I don't think there's enough of the config there for us to see why it doesn't work.

You don't seem to have any OSPF on outside1 or outside2.

what is your NAT like?

your route-map looks very suspect if that's all there is. I'd expect it to be like this:

route-map outside2 permit 10

match addres [acl_name]

set ip next-hop 200.200.60.49

Hi Grant, the config is attached

it's still not that easy to see what you're trying to do. I don't think it's anything to do with OSPF because you're not using that on either outside interface. This is just about policy and static routing. It think you want to use the two outsides as two ISP links, but that is not going to work.

For example look at these two NATs:

static (dmz201,outside2) 200.125.125.194 192.168.201.85 netmask 255.255.255.255 0 0

static (dmz201,outside) 200.125.125.177 192.168.201.85 netmask 255.255.255.255 0 0

This means a dmz server is translated to one address on outside1, and another on outside2.

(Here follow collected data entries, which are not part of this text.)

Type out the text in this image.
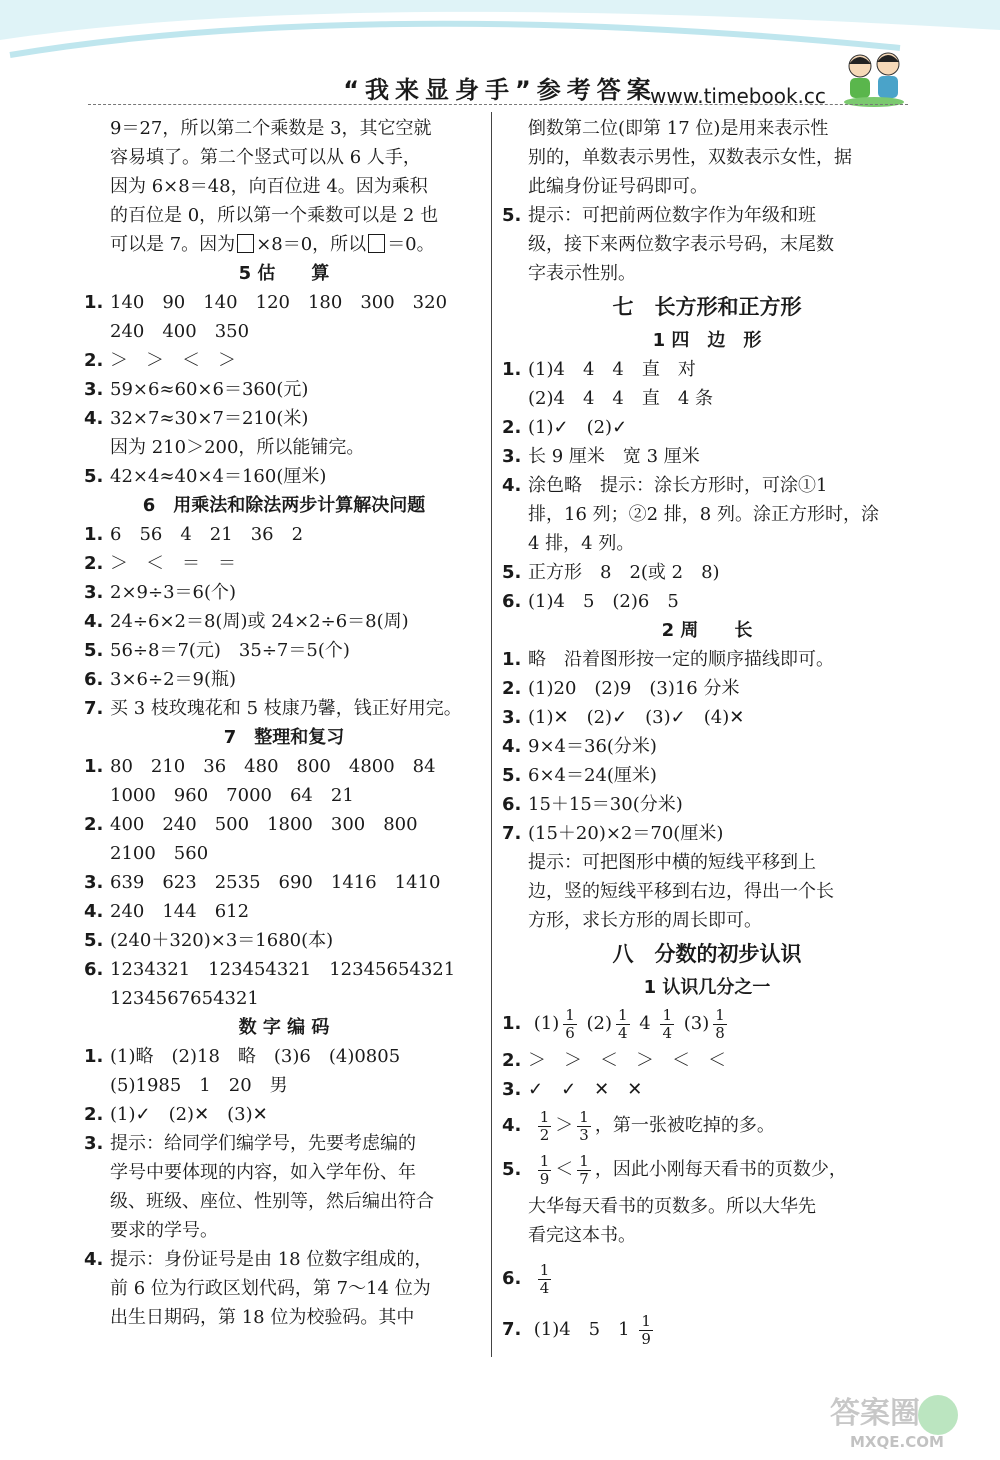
“我来显身手”参考答案
www.timebook.cc
9＝27，所以第二个乘数是 3，其它空就
容易填了。第二个竖式可以从 6 人手，
因为 6×8＝48，向百位进 4。因为乘积
的百位是 0，所以第一个乘数可以是 2 也
可以是 7。因为 ×8＝0，所以 ＝0。
5 估　　算
1. 140　90　140　120　180　300　320
240　400　350
2. ＞　＞　＜　＞
3. 59×6≈60×6＝360(元)
4. 32×7≈30×7＝210(米)
因为 210＞200，所以能铺完。
5. 42×4≈40×4＝160(厘米)
6　用乘法和除法两步计算解决问题
1. 6　56　4　21　36　2
2. ＞　＜　＝　＝
3. 2×9÷3＝6(个)
4. 24÷6×2＝8(周)或 24×2÷6＝8(周)
5. 56÷8＝7(元)　35÷7＝5(个)
6. 3×6÷2＝9(瓶)
7. 买 3 枝玫瑰花和 5 枝康乃馨，钱正好用完。
7　整理和复习
1. 80　210　36　480　800　4800　84
1000　960　7000　64　21
2. 400　240　500　1800　300　800
2100　560
3. 639　623　2535　690　1416　1410
4. 240　144　612
5. (240＋320)×3＝1680(本)
6. 1234321　123454321　12345654321
1234567654321
数 字 编 码
1. (1)略　(2)18　略　(3)6　(4)0805
(5)1985　1　20　男
2. (1)✓　(2)✕　(3)✕
3. 提示：给同学们编学号，先要考虑编的
学号中要体现的内容，如入学年份、年
级、班级、座位、性别等，然后编出符合
要求的学号。
4. 提示：身份证号是由 18 位数字组成的，
前 6 位为行政区划代码，第 7～14 位为
出生日期码，第 18 位为校验码。其中
倒数第二位(即第 17 位)是用来表示性
别的，单数表示男性，双数表示女性，据
此编身份证号码即可。
5. 提示：可把前两位数字作为年级和班
级，接下来两位数字表示号码，末尾数
字表示性别。
七　长方形和正方形
1 四　边　形
1. (1)4　4　4　直　对
(2)4　4　4　直　4 条
2. (1)✓　(2)✓
3. 长 9 厘米　宽 3 厘米
4. 涂色略　提示：涂长方形时，可涂①1
排，16 列；②2 排，8 列。涂正方形时，涂
4 排，4 列。
5. 正方形　8　2(或 2　8)
6. (1)4　5　(2)6　5
2 周　　长
1. 略　沿着图形按一定的顺序描线即可。
2. (1)20　(2)9　(3)16 分米
3. (1)✕　(2)✓　(3)✓　(4)✕
4. 9×4＝36(分米)
5. 6×4＝24(厘米)
6. 15＋15＝30(分米)
7. (15＋20)×2＝70(厘米)
提示：可把图形中横的短线平移到上
边，竖的短线平移到右边，得出一个长
方形，求长方形的周长即可。
八　分数的初步认识
1 认识几分之一
1. $(1) \frac{1}{6} (2) \frac{1}{4} 4 \frac{1}{4} (3) \frac{1}{8}$
2. ＞　＞　＜　＞　＜　＜
3. ✓　✓　✕　✕
4. $\frac{1}{2} > \frac{1}{3}$ ，第一张被吃掉的多。
5. $\frac{1}{9} < \frac{1}{7}$ ，因此小刚每天看书的页数少，
大华每天看书的页数多。所以大华先
看完这本书。
6. $\frac{1}{4}$
7. (1)4　5　$1 \frac{1}{9}$
答案圈
MXQE.COM
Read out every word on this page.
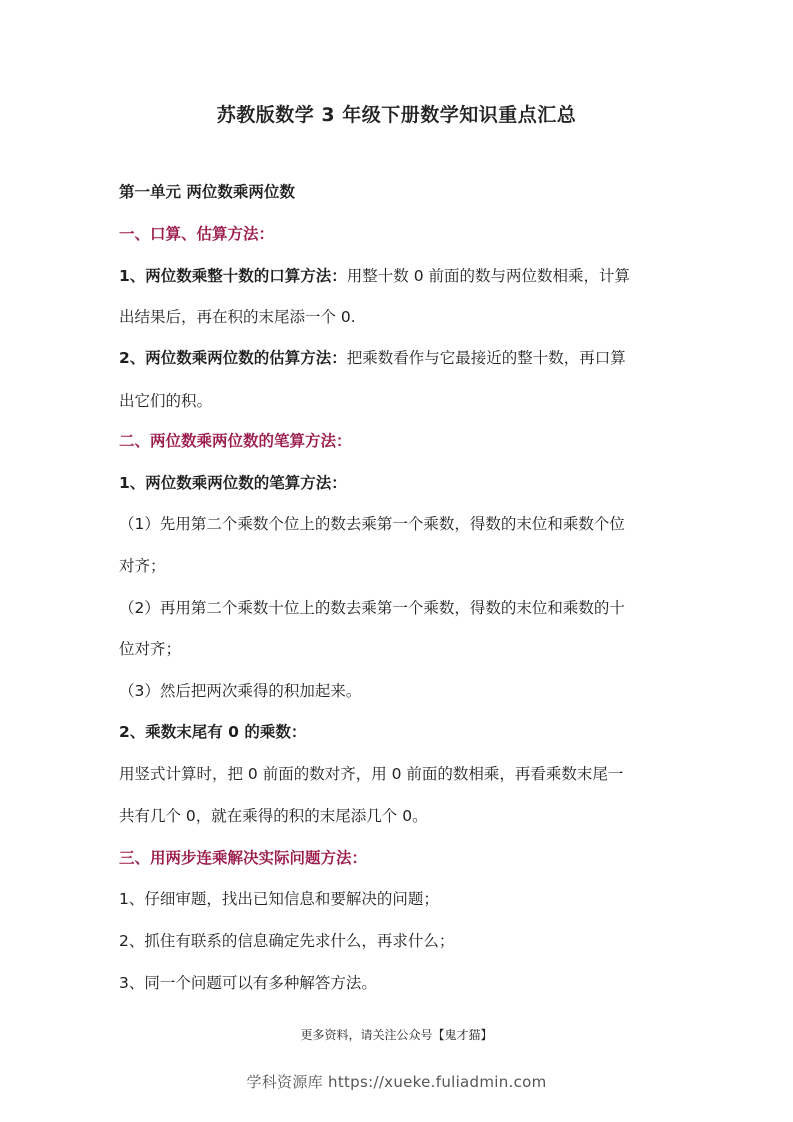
苏教版数学 3 年级下册数学知识重点汇总
第一单元 两位数乘两位数
一、口算、估算方法：
1、两位数乘整十数的口算方法：用整十数 0 前面的数与两位数相乘，计算
出结果后，再在积的末尾添一个 0.
2、两位数乘两位数的估算方法：把乘数看作与它最接近的整十数，再口算
出它们的积。
二、两位数乘两位数的笔算方法：
1、两位数乘两位数的笔算方法：
（1）先用第二个乘数个位上的数去乘第一个乘数，得数的末位和乘数个位
对齐；
（2）再用第二个乘数十位上的数去乘第一个乘数，得数的末位和乘数的十
位对齐；
（3）然后把两次乘得的积加起来。
2、乘数末尾有 0 的乘数：
用竖式计算时，把 0 前面的数对齐，用 0 前面的数相乘，再看乘数末尾一
共有几个 0，就在乘得的积的末尾添几个 0。
三、用两步连乘解决实际问题方法：
1、仔细审题，找出已知信息和要解决的问题；
2、抓住有联系的信息确定先求什么，再求什么；
3、同一个问题可以有多种解答方法。
更多资料，请关注公众号【鬼才猫】
学科资源库 https://xueke.fuliadmin.com
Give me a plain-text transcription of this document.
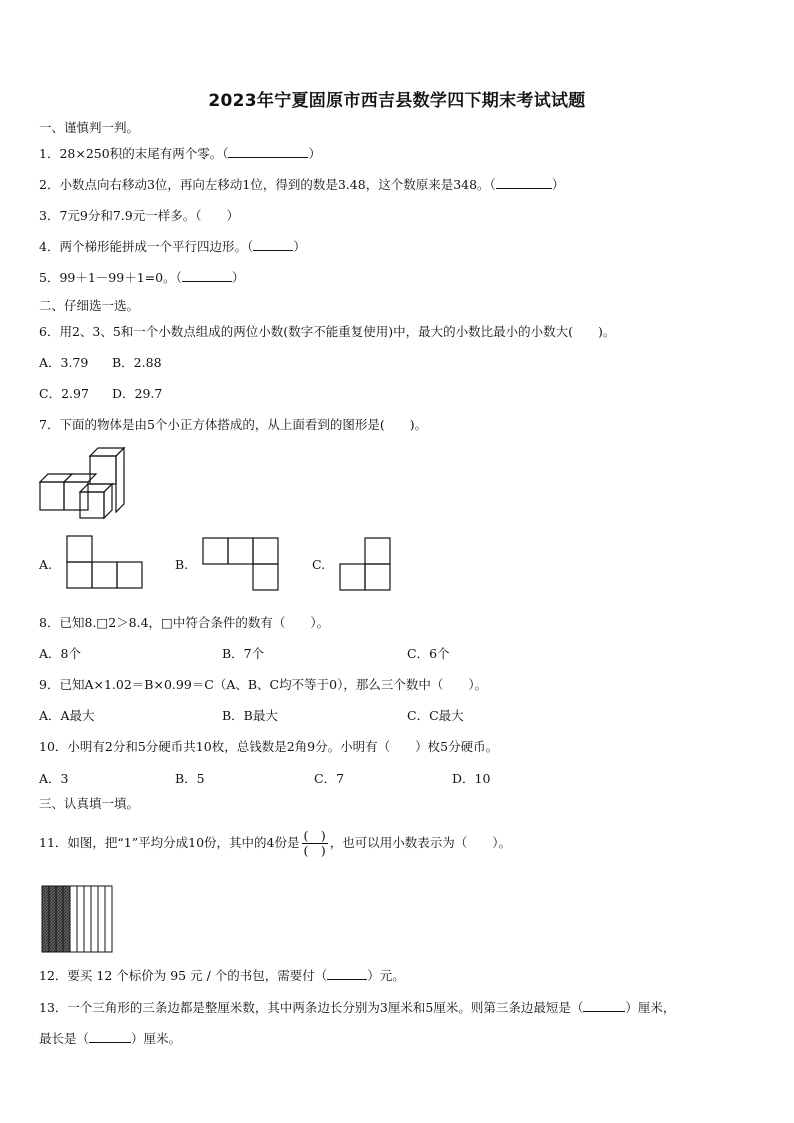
2023年宁夏固原市西吉县数学四下期末考试试题
一、谨慎判一判。
1．28×250积的末尾有两个零。（	）
2．小数点向右移动3位，再向左移动1位，得到的数是3.48，这个数原来是348。（	）
3．7元9分和7.9元一样多。（　　）
4．两个梯形能拼成一个平行四边形。（	）
5．99＋1－99＋1=0。（	）
二、仔细选一选。
6．用2、3、5和一个小数点组成的两位小数(数字不能重复使用)中，最大的小数比最小的小数大(　　)。
A．3.79 B．2.88
C．2.97 D．29.7
7．下面的物体是由5个小正方体搭成的，从上面看到的图形是(　　)。
A.	B.	C.
8．已知8.□2＞8.4，□中符合条件的数有（　　）。
A．8个	B．7个	C．6个
9．已知A×1.02＝B×0.99＝C（A、B、C均不等于0），那么三个数中（　　）。
A．A最大	B．B最大	C．C最大
10．小明有2分和5分硬币共10枚，总钱数是2角9分。小明有（　　）枚5分硬币。
A．3	B．5	C．7	D．10
三、认真填一填。
11．如图，把“1”平均分成10份，其中的4份是 $\frac{( )}{( )}$ ，也可以用小数表示为（　　）。
12．要买 12 个标价为 95 元 / 个的书包，需要付（	）元。
13．一个三角形的三条边都是整厘米数，其中两条边长分别为3厘米和5厘米。则第三条边最短是（	）厘米，
最长是（	）厘米。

But when a packet from the dmz server hits the PIX, the PIX must decide which interface to send it to, based on the destination in the packet. The NAT happens later, as it leaves the PIX. So your policy routing must be based on what subnets should be routed via which interface. And that's just static routing, no policy routing required, although maybe you could do it by tcp/udp port.

So, can you just add static routes out the two interfaces?